Whatever the decision, it's unclear who will pay the local share of the expense.

"A lot of the projects are one-third federal, one-third provincial and one-third from the industries.  The problem here is those industries no longer exist,” said Jean Hall-Armstrong, who co-chairs the project's public advisory committee.

Environment Canada has committed to paying the federal portion, and will help figure out who else pays once the community decides which cleanup option to take.  

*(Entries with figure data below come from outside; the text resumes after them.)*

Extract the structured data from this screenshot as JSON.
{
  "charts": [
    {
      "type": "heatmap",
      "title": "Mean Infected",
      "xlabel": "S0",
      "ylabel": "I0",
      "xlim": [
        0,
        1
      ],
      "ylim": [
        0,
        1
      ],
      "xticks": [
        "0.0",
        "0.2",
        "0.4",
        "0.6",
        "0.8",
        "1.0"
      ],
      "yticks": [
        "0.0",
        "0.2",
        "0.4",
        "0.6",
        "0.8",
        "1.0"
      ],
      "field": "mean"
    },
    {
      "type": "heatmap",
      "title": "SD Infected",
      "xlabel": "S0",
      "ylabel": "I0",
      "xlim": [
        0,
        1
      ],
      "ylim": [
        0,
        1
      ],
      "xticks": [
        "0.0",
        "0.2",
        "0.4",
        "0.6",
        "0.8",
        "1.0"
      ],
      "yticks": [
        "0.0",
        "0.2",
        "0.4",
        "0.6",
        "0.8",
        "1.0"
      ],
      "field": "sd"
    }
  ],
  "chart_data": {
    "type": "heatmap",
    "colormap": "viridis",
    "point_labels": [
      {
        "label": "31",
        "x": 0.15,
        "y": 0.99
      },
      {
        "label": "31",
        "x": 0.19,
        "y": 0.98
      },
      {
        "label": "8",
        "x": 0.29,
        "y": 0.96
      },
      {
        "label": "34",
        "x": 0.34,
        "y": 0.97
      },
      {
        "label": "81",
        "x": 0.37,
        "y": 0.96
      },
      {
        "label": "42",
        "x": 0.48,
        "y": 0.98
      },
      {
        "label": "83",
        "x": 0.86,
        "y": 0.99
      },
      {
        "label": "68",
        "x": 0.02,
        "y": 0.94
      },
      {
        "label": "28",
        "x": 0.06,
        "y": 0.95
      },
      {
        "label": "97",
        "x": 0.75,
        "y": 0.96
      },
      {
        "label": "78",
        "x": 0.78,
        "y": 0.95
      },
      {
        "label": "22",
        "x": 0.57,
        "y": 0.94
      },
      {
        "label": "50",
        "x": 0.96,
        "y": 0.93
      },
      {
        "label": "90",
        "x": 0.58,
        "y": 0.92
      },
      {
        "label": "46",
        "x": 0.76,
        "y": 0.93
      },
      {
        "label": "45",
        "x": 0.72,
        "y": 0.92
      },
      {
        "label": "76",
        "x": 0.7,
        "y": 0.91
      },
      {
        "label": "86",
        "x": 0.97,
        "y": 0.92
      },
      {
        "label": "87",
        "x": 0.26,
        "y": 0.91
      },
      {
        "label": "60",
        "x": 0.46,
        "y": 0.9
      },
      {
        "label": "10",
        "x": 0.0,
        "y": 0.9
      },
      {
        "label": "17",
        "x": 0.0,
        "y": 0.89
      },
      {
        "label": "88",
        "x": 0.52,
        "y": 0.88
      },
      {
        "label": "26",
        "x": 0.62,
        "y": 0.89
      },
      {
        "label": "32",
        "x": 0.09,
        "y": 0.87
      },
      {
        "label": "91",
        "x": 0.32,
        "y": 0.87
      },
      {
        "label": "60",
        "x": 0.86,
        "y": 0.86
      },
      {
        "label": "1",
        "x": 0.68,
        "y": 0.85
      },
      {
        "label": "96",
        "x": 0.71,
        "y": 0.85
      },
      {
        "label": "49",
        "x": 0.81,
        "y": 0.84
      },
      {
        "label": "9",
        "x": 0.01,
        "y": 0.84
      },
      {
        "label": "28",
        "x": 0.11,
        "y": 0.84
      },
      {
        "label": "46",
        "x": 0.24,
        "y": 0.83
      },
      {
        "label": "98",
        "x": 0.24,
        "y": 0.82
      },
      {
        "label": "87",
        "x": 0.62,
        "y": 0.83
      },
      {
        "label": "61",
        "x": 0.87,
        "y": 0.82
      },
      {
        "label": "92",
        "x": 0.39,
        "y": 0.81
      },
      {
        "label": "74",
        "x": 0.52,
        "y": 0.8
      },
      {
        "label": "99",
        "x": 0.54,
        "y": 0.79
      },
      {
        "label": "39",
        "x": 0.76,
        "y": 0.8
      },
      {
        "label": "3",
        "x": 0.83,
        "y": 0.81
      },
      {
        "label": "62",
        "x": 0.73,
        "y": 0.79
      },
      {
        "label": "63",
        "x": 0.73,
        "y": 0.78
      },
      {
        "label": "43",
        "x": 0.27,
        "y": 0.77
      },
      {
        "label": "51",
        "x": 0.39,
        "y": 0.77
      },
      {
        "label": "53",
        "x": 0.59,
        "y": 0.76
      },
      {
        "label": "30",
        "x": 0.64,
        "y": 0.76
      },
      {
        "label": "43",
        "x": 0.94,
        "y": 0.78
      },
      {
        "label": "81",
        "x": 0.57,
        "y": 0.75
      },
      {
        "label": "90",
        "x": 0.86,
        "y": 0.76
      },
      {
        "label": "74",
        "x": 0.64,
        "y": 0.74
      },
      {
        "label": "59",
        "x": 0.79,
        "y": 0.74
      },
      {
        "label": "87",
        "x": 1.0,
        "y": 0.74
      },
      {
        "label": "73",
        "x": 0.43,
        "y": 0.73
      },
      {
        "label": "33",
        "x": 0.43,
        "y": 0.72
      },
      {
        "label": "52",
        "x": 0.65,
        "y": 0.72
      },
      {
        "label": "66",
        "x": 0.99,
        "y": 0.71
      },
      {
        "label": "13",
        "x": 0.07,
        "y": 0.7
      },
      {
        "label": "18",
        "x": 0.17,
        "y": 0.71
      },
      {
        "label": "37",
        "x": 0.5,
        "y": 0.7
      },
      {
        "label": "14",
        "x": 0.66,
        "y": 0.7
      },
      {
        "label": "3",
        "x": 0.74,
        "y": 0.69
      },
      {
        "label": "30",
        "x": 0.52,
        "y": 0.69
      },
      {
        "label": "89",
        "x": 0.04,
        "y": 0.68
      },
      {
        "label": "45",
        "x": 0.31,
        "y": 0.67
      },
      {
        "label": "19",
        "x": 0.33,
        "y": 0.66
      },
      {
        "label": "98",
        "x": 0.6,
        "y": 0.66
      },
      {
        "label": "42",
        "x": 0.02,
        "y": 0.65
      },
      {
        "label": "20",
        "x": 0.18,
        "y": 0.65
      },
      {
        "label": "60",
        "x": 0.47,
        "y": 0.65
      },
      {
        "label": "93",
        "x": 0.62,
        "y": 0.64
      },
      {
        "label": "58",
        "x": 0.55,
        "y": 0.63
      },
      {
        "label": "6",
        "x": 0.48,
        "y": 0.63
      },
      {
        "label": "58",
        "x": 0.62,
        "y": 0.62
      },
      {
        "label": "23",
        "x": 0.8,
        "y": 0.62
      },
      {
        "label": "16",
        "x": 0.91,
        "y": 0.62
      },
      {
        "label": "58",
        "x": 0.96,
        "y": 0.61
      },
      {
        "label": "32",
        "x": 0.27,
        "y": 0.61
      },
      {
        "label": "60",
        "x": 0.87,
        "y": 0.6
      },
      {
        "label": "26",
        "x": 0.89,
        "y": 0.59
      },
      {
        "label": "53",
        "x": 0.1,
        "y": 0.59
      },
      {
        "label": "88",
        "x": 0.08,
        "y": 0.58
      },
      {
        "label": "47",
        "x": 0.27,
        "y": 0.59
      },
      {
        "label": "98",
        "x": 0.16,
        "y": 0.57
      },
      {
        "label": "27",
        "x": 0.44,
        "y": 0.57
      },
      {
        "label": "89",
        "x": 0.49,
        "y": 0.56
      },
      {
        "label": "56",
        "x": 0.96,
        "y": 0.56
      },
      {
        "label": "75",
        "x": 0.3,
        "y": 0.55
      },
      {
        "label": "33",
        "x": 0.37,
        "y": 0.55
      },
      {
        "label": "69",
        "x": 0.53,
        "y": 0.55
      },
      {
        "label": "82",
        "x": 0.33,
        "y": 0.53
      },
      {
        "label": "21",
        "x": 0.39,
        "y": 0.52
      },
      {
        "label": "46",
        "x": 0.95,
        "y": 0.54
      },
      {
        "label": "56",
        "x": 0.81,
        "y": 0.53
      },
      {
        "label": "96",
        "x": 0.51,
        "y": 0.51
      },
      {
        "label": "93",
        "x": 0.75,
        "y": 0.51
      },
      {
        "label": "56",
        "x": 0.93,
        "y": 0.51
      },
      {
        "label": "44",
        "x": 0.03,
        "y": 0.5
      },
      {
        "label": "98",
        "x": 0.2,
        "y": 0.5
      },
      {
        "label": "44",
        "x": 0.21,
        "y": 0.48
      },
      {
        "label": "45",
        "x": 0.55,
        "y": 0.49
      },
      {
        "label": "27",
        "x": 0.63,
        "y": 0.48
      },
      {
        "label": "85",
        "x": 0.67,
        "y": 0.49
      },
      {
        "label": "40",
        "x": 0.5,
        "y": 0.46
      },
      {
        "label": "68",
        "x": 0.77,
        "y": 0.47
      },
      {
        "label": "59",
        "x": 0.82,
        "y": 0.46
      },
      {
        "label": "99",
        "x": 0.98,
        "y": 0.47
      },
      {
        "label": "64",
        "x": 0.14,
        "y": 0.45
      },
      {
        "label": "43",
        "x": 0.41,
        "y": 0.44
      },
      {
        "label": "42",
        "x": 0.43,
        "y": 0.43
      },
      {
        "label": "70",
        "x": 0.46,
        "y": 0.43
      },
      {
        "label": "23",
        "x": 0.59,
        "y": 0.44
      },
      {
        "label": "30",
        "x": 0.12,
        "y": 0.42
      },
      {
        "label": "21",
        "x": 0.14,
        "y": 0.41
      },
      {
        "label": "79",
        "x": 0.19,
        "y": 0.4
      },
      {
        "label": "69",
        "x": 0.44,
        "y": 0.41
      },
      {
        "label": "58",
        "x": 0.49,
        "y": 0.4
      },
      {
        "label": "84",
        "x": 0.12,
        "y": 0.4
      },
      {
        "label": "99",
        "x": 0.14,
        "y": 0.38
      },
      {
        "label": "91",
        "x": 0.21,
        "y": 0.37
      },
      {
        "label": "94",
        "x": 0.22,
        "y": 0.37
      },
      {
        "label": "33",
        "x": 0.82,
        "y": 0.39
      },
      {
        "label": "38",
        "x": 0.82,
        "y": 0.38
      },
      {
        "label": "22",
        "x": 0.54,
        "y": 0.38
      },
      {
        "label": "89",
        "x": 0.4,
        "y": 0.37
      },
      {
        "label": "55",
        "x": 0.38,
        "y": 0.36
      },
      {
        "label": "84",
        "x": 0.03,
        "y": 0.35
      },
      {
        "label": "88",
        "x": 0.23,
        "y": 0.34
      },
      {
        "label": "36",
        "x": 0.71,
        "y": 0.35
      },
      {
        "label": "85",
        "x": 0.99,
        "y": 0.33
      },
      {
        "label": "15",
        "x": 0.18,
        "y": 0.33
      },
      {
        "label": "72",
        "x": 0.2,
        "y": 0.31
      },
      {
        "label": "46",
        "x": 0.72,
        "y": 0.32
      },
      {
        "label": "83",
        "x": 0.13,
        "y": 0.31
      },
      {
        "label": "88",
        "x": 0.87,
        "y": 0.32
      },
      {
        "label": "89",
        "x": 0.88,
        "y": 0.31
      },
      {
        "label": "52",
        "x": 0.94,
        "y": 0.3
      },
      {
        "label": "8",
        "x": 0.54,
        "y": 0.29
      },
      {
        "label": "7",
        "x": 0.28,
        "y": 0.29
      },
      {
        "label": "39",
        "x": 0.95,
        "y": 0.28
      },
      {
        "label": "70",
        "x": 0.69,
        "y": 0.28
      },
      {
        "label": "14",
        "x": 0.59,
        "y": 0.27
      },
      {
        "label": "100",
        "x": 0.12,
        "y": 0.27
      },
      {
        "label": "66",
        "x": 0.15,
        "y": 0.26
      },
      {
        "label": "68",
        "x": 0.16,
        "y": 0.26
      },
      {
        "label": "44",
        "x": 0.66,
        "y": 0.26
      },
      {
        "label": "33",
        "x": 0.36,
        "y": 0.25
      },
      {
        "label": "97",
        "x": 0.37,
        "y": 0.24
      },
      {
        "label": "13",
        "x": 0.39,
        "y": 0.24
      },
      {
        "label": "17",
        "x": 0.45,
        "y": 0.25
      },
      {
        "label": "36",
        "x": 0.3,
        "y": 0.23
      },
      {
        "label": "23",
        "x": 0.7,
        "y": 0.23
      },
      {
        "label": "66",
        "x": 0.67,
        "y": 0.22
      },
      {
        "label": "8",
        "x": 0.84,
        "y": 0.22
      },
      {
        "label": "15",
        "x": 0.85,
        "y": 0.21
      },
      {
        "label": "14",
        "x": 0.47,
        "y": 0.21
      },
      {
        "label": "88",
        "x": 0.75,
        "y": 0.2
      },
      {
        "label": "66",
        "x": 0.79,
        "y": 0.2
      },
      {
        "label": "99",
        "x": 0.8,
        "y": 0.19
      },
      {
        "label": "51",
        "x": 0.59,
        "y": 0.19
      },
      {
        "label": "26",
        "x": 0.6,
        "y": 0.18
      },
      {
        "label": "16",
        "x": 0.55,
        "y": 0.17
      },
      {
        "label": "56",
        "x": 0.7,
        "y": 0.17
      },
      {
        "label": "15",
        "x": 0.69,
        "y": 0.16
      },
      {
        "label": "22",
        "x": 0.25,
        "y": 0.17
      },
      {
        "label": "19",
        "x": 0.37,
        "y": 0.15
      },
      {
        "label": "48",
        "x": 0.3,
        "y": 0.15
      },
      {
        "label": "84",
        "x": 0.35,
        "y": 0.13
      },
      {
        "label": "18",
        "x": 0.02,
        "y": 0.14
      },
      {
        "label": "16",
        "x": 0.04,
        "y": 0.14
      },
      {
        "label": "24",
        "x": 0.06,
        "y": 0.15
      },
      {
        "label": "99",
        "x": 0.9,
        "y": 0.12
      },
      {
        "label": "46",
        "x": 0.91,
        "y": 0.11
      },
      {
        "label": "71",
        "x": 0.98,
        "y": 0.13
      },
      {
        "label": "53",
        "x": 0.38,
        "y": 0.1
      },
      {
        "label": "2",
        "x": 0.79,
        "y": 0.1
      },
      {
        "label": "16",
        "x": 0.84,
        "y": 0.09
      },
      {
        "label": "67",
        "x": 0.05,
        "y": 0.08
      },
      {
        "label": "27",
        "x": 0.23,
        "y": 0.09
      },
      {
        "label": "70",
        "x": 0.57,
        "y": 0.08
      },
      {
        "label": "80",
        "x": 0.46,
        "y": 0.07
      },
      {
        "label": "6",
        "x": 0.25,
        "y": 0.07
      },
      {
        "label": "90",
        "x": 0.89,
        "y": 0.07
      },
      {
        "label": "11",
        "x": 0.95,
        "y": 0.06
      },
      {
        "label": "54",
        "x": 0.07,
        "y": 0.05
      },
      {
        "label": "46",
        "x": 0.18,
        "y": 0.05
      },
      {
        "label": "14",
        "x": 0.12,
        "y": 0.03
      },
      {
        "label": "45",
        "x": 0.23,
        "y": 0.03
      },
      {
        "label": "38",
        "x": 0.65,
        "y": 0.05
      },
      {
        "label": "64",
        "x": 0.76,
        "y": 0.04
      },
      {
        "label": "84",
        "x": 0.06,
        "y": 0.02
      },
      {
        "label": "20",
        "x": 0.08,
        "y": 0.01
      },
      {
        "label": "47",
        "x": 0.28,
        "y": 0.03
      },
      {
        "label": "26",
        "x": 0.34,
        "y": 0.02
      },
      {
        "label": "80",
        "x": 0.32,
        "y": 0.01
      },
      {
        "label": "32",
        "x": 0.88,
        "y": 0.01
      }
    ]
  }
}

"Environment Canada has a mandate to deal with contaminated sediment sites in the Great Lakes,” said Environment Canada’s Roger Santiago. “And what we follow is a structure where we'll provide one-third of the funding to have these sites remediated."

roger santiago

Environment Canada's Roger Santiago says the agency will work collaboratively with the community to come up with a payment solution. (Nicole Ireland/CBC)

He said the polluter usually pays a portion, but, in this case, the sediment accumulated over decades from a pulp and paper mill that had various owners.

About 40 people attended the public meeting at Lakehead University, including members of the general public, members of the Remedial Action Plan's Public Advisory Committee, representatives from Environment Canada, Ecosuperior, Resolute Forest Products, and Richardson Elevator, which is located across from the polluted site.

Markham-based Cole Engineering presented the options.

thunder bay harbour sludge

A thick layer of pulpy fibrous material like this sample above is suspended in the water at the Thunder Bay North Harbour site. (Jamie Saunders/EcoSuperior)

No matter what is decided upon, an estimated seven-year time line will exist around the project. Extensive public consultations need to be completed before a decision is made. After that, another two years will be required for design, six months for tender, three years for construction, and then six months will be required for verification and project close-out.

EcoSuperior will hold another public information session about the harbour contamination on Thursday night at the Prince Arthur Hotel, between 4-8 p.m.


  • An earlier version of this story reported the cost of dredging or excavating would cost $80-$90 million.